Abstrak
Pengambilan keputusan tentang penanganan COVID-19 dalam situasi pandemi sangat penting untuk dilakukan di tengah banyaknya keputusan yang harus dibuat dalam rangka pembuatan kebijakan publik di sektor kesehatan. Penelitian ini berusaha melakukan evaluasi terhadap efektivitas kebijakan penanganan COVID-19 yang dilakukan di Kota Depok. Dalam penelitian ini digunakan pendekatan kualitatif dengan rancangan fenomologi. Fenomena yang dilihat dalam penelitian ini adalah perkembangan kebijakan COVID-19 yang dikaitkan dengan aspek dukungan sumber daya dan strategi penanganan yang terdiri dari pencegahan, deteksi, dan respons. Hasil penelitian menunjukkan dukungan sumber daya yang digunakan untuk penanganan COVID-19 dinilai belum sesuai seperti yang diharapkan karena lebih banyak berfokus pada kegiatan respons. Sementara itu, Secara umum kebijakan penanganan COVID-19 yang ditetapkan oleh Kota Depok dinilai sudah efektif jika dilihat dari perkembangan kasus yang tertangani sampai dengan tahun 2022. Namun begitu, berdasarkan hasil dari evaluasi efektivitas penanganan COVID-19 masih diperlukan peningkatan efektivitas pada kebijakan terkait pencegahan dan deteksi.

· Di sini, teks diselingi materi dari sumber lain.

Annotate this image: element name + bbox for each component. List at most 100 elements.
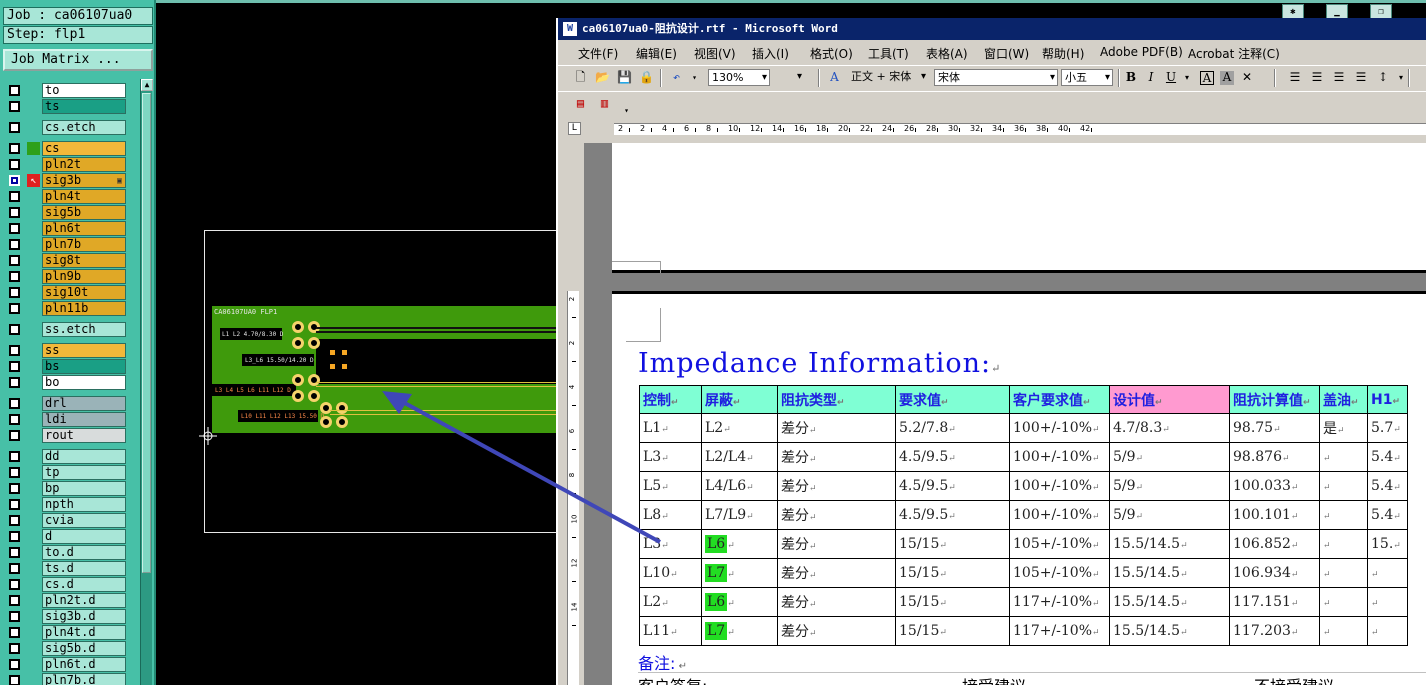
layer-row[interactable]: pln6t.d [3,657,139,672]
scroll-thumb[interactable] [142,93,151,573]
table-cell[interactable] [1319,471,1368,501]
table-cell[interactable]: 差分 [777,558,896,588]
layer-name[interactable]: pln4t.d [42,625,126,640]
layer-row[interactable]: cs.d [3,577,139,592]
table-cell[interactable]: 100.101 [1229,500,1320,530]
table-cell[interactable]: L3 [639,529,702,559]
layer-row[interactable]: tp [3,465,139,480]
layer-checkbox[interactable] [9,531,20,542]
layer-row[interactable]: ts.d [3,561,139,576]
char-scaling-icon[interactable]: ✕ [1238,69,1256,86]
layer-checkbox[interactable] [9,611,20,622]
layer-row[interactable]: rout [3,428,139,443]
table-cell[interactable]: 差分 [777,471,896,501]
layer-checkbox[interactable] [9,287,20,298]
layer-checkbox[interactable] [9,175,20,186]
table-cell[interactable]: 差分 [777,587,896,617]
document-heading[interactable]: Impedance Information: [638,348,1001,379]
layer-row[interactable]: pln9b [3,269,139,284]
layer-checkbox[interactable] [9,191,20,202]
menu-item[interactable]: 表格(A) [926,45,968,62]
layer-row[interactable]: ↖ sig3b ▣ [3,173,139,188]
layer-checkbox[interactable] [9,122,20,133]
layer-checkbox[interactable] [9,159,20,170]
table-cell[interactable]: 15/15 [895,587,1010,617]
table-cell[interactable]: 15/15 [895,558,1010,588]
table-header-cell[interactable]: 客户要求值 [1009,385,1110,414]
layer-checkbox[interactable] [9,255,20,266]
bold-icon[interactable]: B [1122,69,1140,86]
table-cell[interactable] [1319,442,1368,472]
menu-item[interactable]: 编辑(E) [636,45,677,62]
line-spacing-icon[interactable]: ↕ [1374,69,1392,86]
menu-item[interactable]: 帮助(H) [1042,45,1084,62]
table-cell[interactable]: L7 [701,616,778,646]
table-header-cell[interactable]: 阻抗类型 [777,385,896,414]
underline-dropdown-icon[interactable]: ▾ [1178,69,1196,86]
table-header-cell[interactable]: 要求值 [895,385,1010,414]
table-cell[interactable]: 100+/-10% [1009,442,1110,472]
table-cell[interactable]: 5.4 [1367,471,1408,501]
table-cell[interactable]: L10 [639,558,702,588]
table-cell[interactable]: 100+/-10% [1009,500,1110,530]
layer-name[interactable]: pln2t [42,157,126,172]
notes-label[interactable]: 备注: [638,650,687,674]
table-cell[interactable]: 15.5/14.5 [1109,529,1230,559]
layer-name[interactable]: tp [42,465,126,480]
table-cell[interactable]: 15.5/14.5 [1109,558,1230,588]
table-header-cell[interactable]: 阻抗计算值 [1229,385,1320,414]
open-folder-icon[interactable]: 📂 [594,69,611,86]
convert-to-pdf-icon[interactable]: ▤ [572,95,589,112]
char-border-icon[interactable]: A [1200,71,1214,85]
layer-name[interactable]: bp [42,481,126,496]
layer-checkbox[interactable] [9,324,20,335]
table-header-cell[interactable]: 控制 [639,385,702,414]
table-cell[interactable]: 15. [1367,529,1408,559]
layer-checkbox[interactable] [9,483,20,494]
align-center-icon[interactable]: ☰ [1308,69,1326,86]
table-cell[interactable]: 差分 [777,529,896,559]
table-cell[interactable] [1367,587,1408,617]
style-select[interactable]: 正文 + 宋体 [848,69,928,86]
table-cell[interactable]: 5.2/7.8 [895,413,1010,443]
layer-name[interactable]: pln11b [42,301,126,316]
layer-name[interactable]: cs.etch [42,120,126,135]
layer-row[interactable]: sig10t [3,285,139,300]
layer-name[interactable]: ts [42,99,126,114]
table-cell[interactable]: 117+/-10% [1009,616,1110,646]
layer-row[interactable]: pln2t [3,157,139,172]
save-icon[interactable]: 💾 [616,69,633,86]
layer-checkbox[interactable] [9,85,20,96]
table-cell[interactable]: 差分 [777,616,896,646]
layer-name[interactable]: ts.d [42,561,126,576]
layer-row[interactable]: sig5b [3,205,139,220]
layer-checkbox[interactable] [9,659,20,670]
layer-name[interactable]: cs.d [42,577,126,592]
table-cell[interactable]: 4.5/9.5 [895,500,1010,530]
table-cell[interactable]: 4.5/9.5 [895,471,1010,501]
permission-icon[interactable]: 🔒 [638,69,655,86]
table-cell[interactable]: 105+/-10% [1009,529,1110,559]
table-cell[interactable]: 100.033 [1229,471,1320,501]
table-cell[interactable]: 15.5/14.5 [1109,616,1230,646]
document-canvas[interactable]: Impedance Information: 控制屏蔽阻抗类型要求值客户要求值设… [584,143,1426,685]
table-cell[interactable] [1367,616,1408,646]
toolbar-options-icon[interactable]: ▾ [618,102,635,119]
table-cell[interactable]: 105+/-10% [1009,558,1110,588]
styles-formatting-icon[interactable]: A [826,69,843,86]
layer-row[interactable]: cs [3,141,139,156]
undo-icon[interactable]: ↶ [668,69,685,86]
table-cell[interactable]: 差分 [777,413,896,443]
font-select[interactable]: 宋体 [934,69,1058,86]
table-cell[interactable]: L2 [639,587,702,617]
layer-checkbox[interactable] [9,451,20,462]
menu-item[interactable]: 文件(F) [578,45,618,62]
table-cell[interactable]: L6 [701,587,778,617]
table-header-cell[interactable]: H1 [1367,385,1408,414]
layer-checkbox[interactable] [9,643,20,654]
table-cell[interactable]: 100+/-10% [1009,413,1110,443]
font-size-select[interactable]: 小五 [1061,69,1113,86]
layer-checkbox[interactable] [9,207,20,218]
impedance-table[interactable]: 控制屏蔽阻抗类型要求值客户要求值设计值阻抗计算值盖油H1 L1L2差分5.2/7… [639,385,1408,646]
layer-checkbox[interactable] [9,345,20,356]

Decision-making on the handling of COVID-19 in a pandemic situation is very important to do in the midst of many decisions that must be made in the context of making public policies in the health sector. This study seeks to evaluate the effectiveness of covid-19 handling policies carried out in Depok City. In this study, qualitative proximity to phenomological design was used. The phenomenon seen in this study is the development of COVID-19 policies which are associated with aspects of resource support and handling strategies consisting of prevention, detection, and response. The results showed that the support resources used for handling COVID-19 were considered not as expected because they focused more on response activities. Meanwhile, in general, the COVID-19 handling policy set by Depok City is considered effective when viewed from the development of cases handled until 2022. However, based on the results of the evaluation of the effectiveness of handling COVID-19, it is still necessary to increase the effectiveness of policies related to prevention and detection.